あえて特徴をあげるのであれば、墓石の頭が四角錐であることが挙げられるでしょう。
また、角兜巾と呼ばれる加工をして頭を三角形にしたものもあります。
これは、一説には熱田神宮の御神体である天叢雲剣(あまのむらくものつるぎ)を表しているといわれています。
他にも、神道は仏教と違って線香をあげないため、香炉がないのも特徴です。その代わりに、白木素材の8本足で作られた、お供え物を置くための八足台があります。
花代はシンプルな角型をしているものが多いでしょう。
地域によってもお墓の形は変わりますので、気になる人は神主さんに相談してみるのも良いかもしれません。
特徴的な神道の彫刻や霊名
仏教では「○○家之墓」という彫刻が一般的ですが、神道では「○○家奥都城」と刻まれるのが一般的です。「奥都城」と書いて、「おくつき」と読みます。
奥都城とは、神道式のお墓であるのを表すために使われているようです。
ちなみに、奥都城は奥津城とも書き、都が神官・氏子などを勤めた人の墓に使われる漢字であるのに対し、津は一般信徒の人の墓に使われる漢字でした。
他にも、神道式のお墓には、自然石に家名を刻んだものや、墳丘型と呼ばれる土饅頭の形をしたもの、お墓の前に鳥居が設けられたものなども挙げられます。
また、神道には仏教のように戒名もありません。
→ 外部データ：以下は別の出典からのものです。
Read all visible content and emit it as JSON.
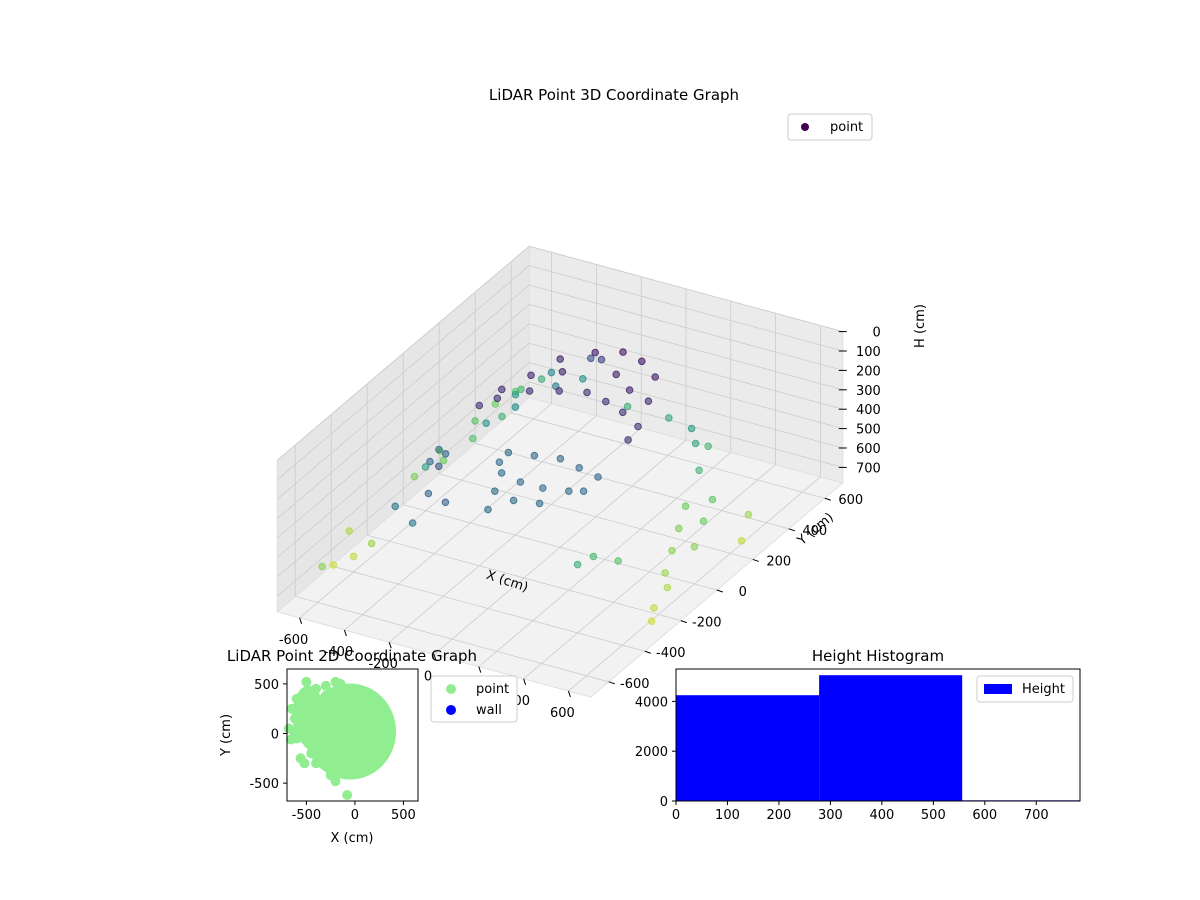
{
  "chart_data": [
    {
      "type": "scatter",
      "title": "LiDAR Point 3D Coordinate Graph",
      "xlabel": "X (cm)",
      "ylabel": "Y (cm)",
      "zlabel": "H (cm)",
      "xlim": [
        -700,
        700
      ],
      "ylim": [
        -700,
        700
      ],
      "zlim": [
        0,
        780
      ],
      "x_ticks": [
        -600,
        -400,
        -200,
        0,
        200,
        400,
        600
      ],
      "y_ticks": [
        -600,
        -400,
        -200,
        0,
        200,
        400,
        600
      ],
      "z_ticks": [
        0,
        100,
        200,
        300,
        400,
        500,
        600,
        700
      ],
      "colormap": "viridis",
      "legend": {
        "entries": [
          "point"
        ],
        "location": "upper-right"
      },
      "series": [
        {
          "name": "point",
          "points": [
            [
              -200,
              250,
              70
            ],
            [
              -100,
              320,
              60
            ],
            [
              0,
              350,
              50
            ],
            [
              100,
              330,
              50
            ],
            [
              200,
              280,
              60
            ],
            [
              -250,
              150,
              90
            ],
            [
              -150,
              200,
              80
            ],
            [
              50,
              250,
              70
            ],
            [
              150,
              200,
              80
            ],
            [
              250,
              180,
              90
            ],
            [
              -300,
              50,
              100
            ],
            [
              -200,
              80,
              100
            ],
            [
              -100,
              120,
              100
            ],
            [
              0,
              150,
              100
            ],
            [
              100,
              130,
              100
            ],
            [
              200,
              100,
              100
            ],
            [
              300,
              60,
              110
            ],
            [
              -320,
              -50,
              110
            ],
            [
              -280,
              0,
              100
            ],
            [
              320,
              -20,
              110
            ],
            [
              -150,
              -100,
              260
            ],
            [
              -50,
              -80,
              260
            ],
            [
              50,
              -60,
              260
            ],
            [
              150,
              -80,
              260
            ],
            [
              250,
              -100,
              260
            ],
            [
              -100,
              -200,
              270
            ],
            [
              0,
              -220,
              270
            ],
            [
              100,
              -220,
              270
            ],
            [
              200,
              -200,
              270
            ],
            [
              -50,
              -300,
              270
            ],
            [
              50,
              -320,
              270
            ],
            [
              150,
              -300,
              270
            ],
            [
              -150,
              -150,
              270
            ],
            [
              250,
              -180,
              270
            ],
            [
              0,
              -400,
              270
            ],
            [
              -500,
              300,
              500
            ],
            [
              -550,
              200,
              550
            ],
            [
              -600,
              100,
              600
            ],
            [
              -650,
              0,
              620
            ],
            [
              -520,
              -100,
              450
            ],
            [
              -450,
              150,
              400
            ],
            [
              -400,
              250,
              380
            ],
            [
              -480,
              350,
              420
            ],
            [
              -620,
              300,
              560
            ],
            [
              -680,
              180,
              640
            ],
            [
              -350,
              -200,
              250
            ],
            [
              -300,
              -300,
              220
            ],
            [
              -380,
              -250,
              260
            ],
            [
              -420,
              -150,
              290
            ],
            [
              -300,
              350,
              320
            ],
            [
              -600,
              -400,
              700
            ],
            [
              -650,
              -450,
              720
            ],
            [
              -700,
              -300,
              680
            ],
            [
              -560,
              -350,
              660
            ],
            [
              -250,
              -420,
              250
            ],
            [
              -150,
              -450,
              240
            ],
            [
              -200,
              420,
              200
            ],
            [
              -120,
              380,
              150
            ],
            [
              400,
              200,
              600
            ],
            [
              450,
              100,
              620
            ],
            [
              500,
              0,
              640
            ],
            [
              550,
              -100,
              660
            ],
            [
              600,
              -150,
              680
            ],
            [
              420,
              -200,
              560
            ],
            [
              380,
              300,
              500
            ],
            [
              480,
              250,
              580
            ],
            [
              520,
              150,
              600
            ],
            [
              560,
              50,
              640
            ],
            [
              620,
              -250,
              700
            ],
            [
              650,
              -300,
              720
            ],
            [
              350,
              -250,
              520
            ],
            [
              300,
              380,
              450
            ],
            [
              360,
              -350,
              480
            ],
            [
              -600,
              500,
              560
            ],
            [
              -650,
              450,
              600
            ],
            [
              -560,
              480,
              520
            ],
            [
              -500,
              520,
              480
            ],
            [
              -620,
              -550,
              640
            ],
            [
              250,
              420,
              420
            ],
            [
              300,
              450,
              520
            ],
            [
              600,
              300,
              660
            ],
            [
              650,
              200,
              700
            ],
            [
              -100,
              500,
              480
            ],
            [
              100,
              480,
              460
            ],
            [
              -300,
              500,
              400
            ],
            [
              -400,
              450,
              360
            ],
            [
              -350,
              -480,
              300
            ],
            [
              -240,
              -520,
              320
            ]
          ]
        }
      ]
    },
    {
      "type": "scatter",
      "title": "LiDAR Point 2D Coordinate Graph",
      "xlabel": "X (cm)",
      "ylabel": "Y (cm)",
      "xlim": [
        -700,
        650
      ],
      "ylim": [
        -680,
        650
      ],
      "x_ticks": [
        -500,
        0,
        500
      ],
      "y_ticks": [
        -500,
        0,
        500
      ],
      "legend": {
        "entries": [
          "point",
          "wall"
        ],
        "location": "outside-right"
      },
      "series": [
        {
          "name": "point",
          "color": "#90ee90",
          "points": [
            [
              -200,
              300
            ],
            [
              -100,
              350
            ],
            [
              0,
              380
            ],
            [
              100,
              330
            ],
            [
              200,
              250
            ],
            [
              300,
              100
            ],
            [
              320,
              0
            ],
            [
              280,
              -150
            ],
            [
              200,
              -300
            ],
            [
              100,
              -330
            ],
            [
              0,
              -350
            ],
            [
              -100,
              -330
            ],
            [
              -200,
              -300
            ],
            [
              -300,
              -200
            ],
            [
              -350,
              0
            ],
            [
              -300,
              150
            ],
            [
              -250,
              250
            ],
            [
              0,
              0
            ],
            [
              100,
              100
            ],
            [
              -100,
              -100
            ],
            [
              150,
              -100
            ],
            [
              -150,
              100
            ],
            [
              50,
              200
            ],
            [
              -50,
              -200
            ],
            [
              200,
              50
            ],
            [
              -200,
              50
            ],
            [
              0,
              250
            ],
            [
              0,
              -250
            ],
            [
              250,
              -50
            ],
            [
              -250,
              -50
            ],
            [
              -600,
              350
            ],
            [
              -650,
              250
            ],
            [
              -620,
              150
            ],
            [
              -680,
              50
            ],
            [
              -600,
              -50
            ],
            [
              -550,
              50
            ],
            [
              -500,
              150
            ],
            [
              -520,
              250
            ],
            [
              -450,
              350
            ],
            [
              -400,
              450
            ],
            [
              -300,
              480
            ],
            [
              -200,
              520
            ],
            [
              -150,
              500
            ],
            [
              -500,
              520
            ],
            [
              -560,
              -250
            ],
            [
              -520,
              -300
            ],
            [
              -250,
              -420
            ],
            [
              -200,
              -480
            ],
            [
              -80,
              -620
            ],
            [
              -400,
              -300
            ],
            [
              -450,
              -200
            ],
            [
              -480,
              -100
            ],
            [
              -420,
              0
            ],
            [
              -400,
              100
            ],
            [
              -380,
              200
            ],
            [
              -350,
              300
            ],
            [
              -100,
              450
            ],
            [
              -300,
              380
            ],
            [
              100,
              420
            ],
            [
              -620,
              0
            ],
            [
              -660,
              -60
            ],
            [
              300,
              180
            ],
            [
              350,
              50
            ],
            [
              150,
              300
            ]
          ]
        },
        {
          "name": "wall",
          "color": "#0000ff",
          "points": []
        }
      ]
    },
    {
      "type": "bar",
      "title": "Height Histogram",
      "xlabel": "",
      "ylabel": "",
      "bin_edges": [
        0,
        278,
        556,
        785
      ],
      "values": [
        4250,
        5050,
        30
      ],
      "xlim": [
        0,
        785
      ],
      "ylim": [
        0,
        5300
      ],
      "x_ticks": [
        0,
        100,
        200,
        300,
        400,
        500,
        600,
        700
      ],
      "y_ticks": [
        0,
        2000,
        4000
      ],
      "legend": {
        "entries": [
          "Height"
        ],
        "location": "upper-right"
      },
      "series": [
        {
          "name": "Height",
          "color": "#0000ff"
        }
      ]
    }
  ]
}
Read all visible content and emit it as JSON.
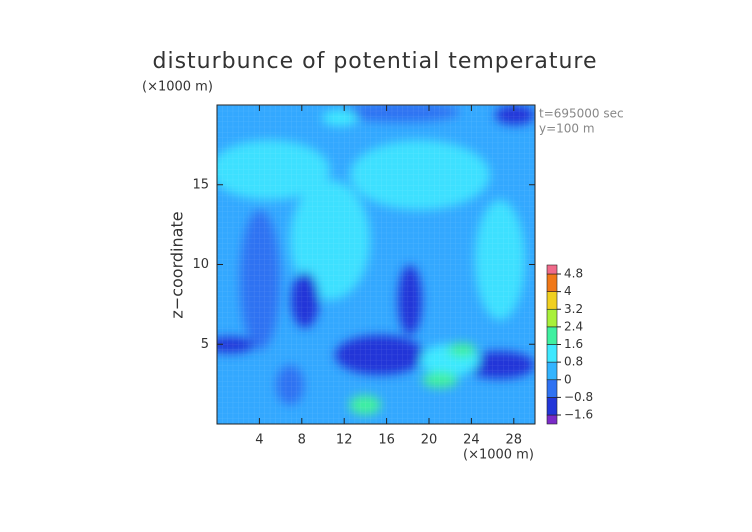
{
  "chart_data": {
    "type": "contour",
    "title": "disturbunce of potential temperature",
    "y_unit_label": "(×1000 m)",
    "x_unit_label": "(×1000 m)",
    "y_label": "z−coordinate",
    "annotations": [
      "t=695000 sec",
      "y=100 m"
    ],
    "xlim": [
      0,
      30
    ],
    "ylim": [
      0,
      20
    ],
    "xticks": [
      4,
      8,
      12,
      16,
      20,
      24,
      28
    ],
    "yticks": [
      5,
      10,
      15
    ],
    "colorbar": {
      "ticks": [
        {
          "value": -1.6,
          "label": "−1.6"
        },
        {
          "value": -0.8,
          "label": "−0.8"
        },
        0,
        0.8,
        1.6,
        2.4,
        3.2,
        4,
        4.8
      ],
      "colors": [
        "#7a2bc8",
        "#2236d8",
        "#2f72f2",
        "#33b4ff",
        "#3ee8ff",
        "#3ff0a0",
        "#a8f03a",
        "#f0d020",
        "#f07818",
        "#f06a8a"
      ]
    }
  }
}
ただし、戒名と同様の意味合いを持つ諡(おくりな)があります。
これは、男性の場合、稚郎子(幼児)、郎子(少年)、彦(青年)、大人(成人)、翁(老年)。
女性であれば、稚郎女(幼児)、郎女(少女)、姫(青年)、刀自(成人)、媼(老年)と、年代によって変わっていくのが特徴です。
そして、諡の後には、命(みこと)や之霊・命霊・霊位などをつけます。
時代とともに柔軟になってきている
古来、守り通されているマナーやしきたりなどはあるものの、現在ではお墓のありかたは非常に柔軟になってきているため、神道だからといって洋風の要素を取り入れてはいけないということはありません。
石材屋と相談しながら、お墓の形を考えていきましょう。
また、お墓の維持に多額の資金が必要になることから、守り通すのが難しくなってきているという現実もあります。
このため、墓じまいも視野に入れていくことがおすすめです。
墓じまいとは、現在あるお墓を撤去して、遺骨を他の墓地や永代供養墓地に移したりすることを指します。
遺骨は、無届で勝手に移動することはできません。墓地の管理者へしっかりと届出を行わなくてはなりませんし、お墓を移す場合には、新しい墓地や墓石の準備も必要です。
お墓から遺骨を取り出す際には開眼供養という儀式も行いますし、これら一連の墓じまいを行うには、離檀といってお寺にお礼を渡さなくてはなりません。
この他、お墓の解体作業や、移転後の墓地で行う納骨や法要にもお金がかかります。自分でこれらを行うのが難しい場合には代行業者もいますが、こちらにも費用がかかります。
このように、墓じまいを行う場合には、ある程度の費用がかかるということや、さまざまな手続きが必要だということも覚えておきましょう。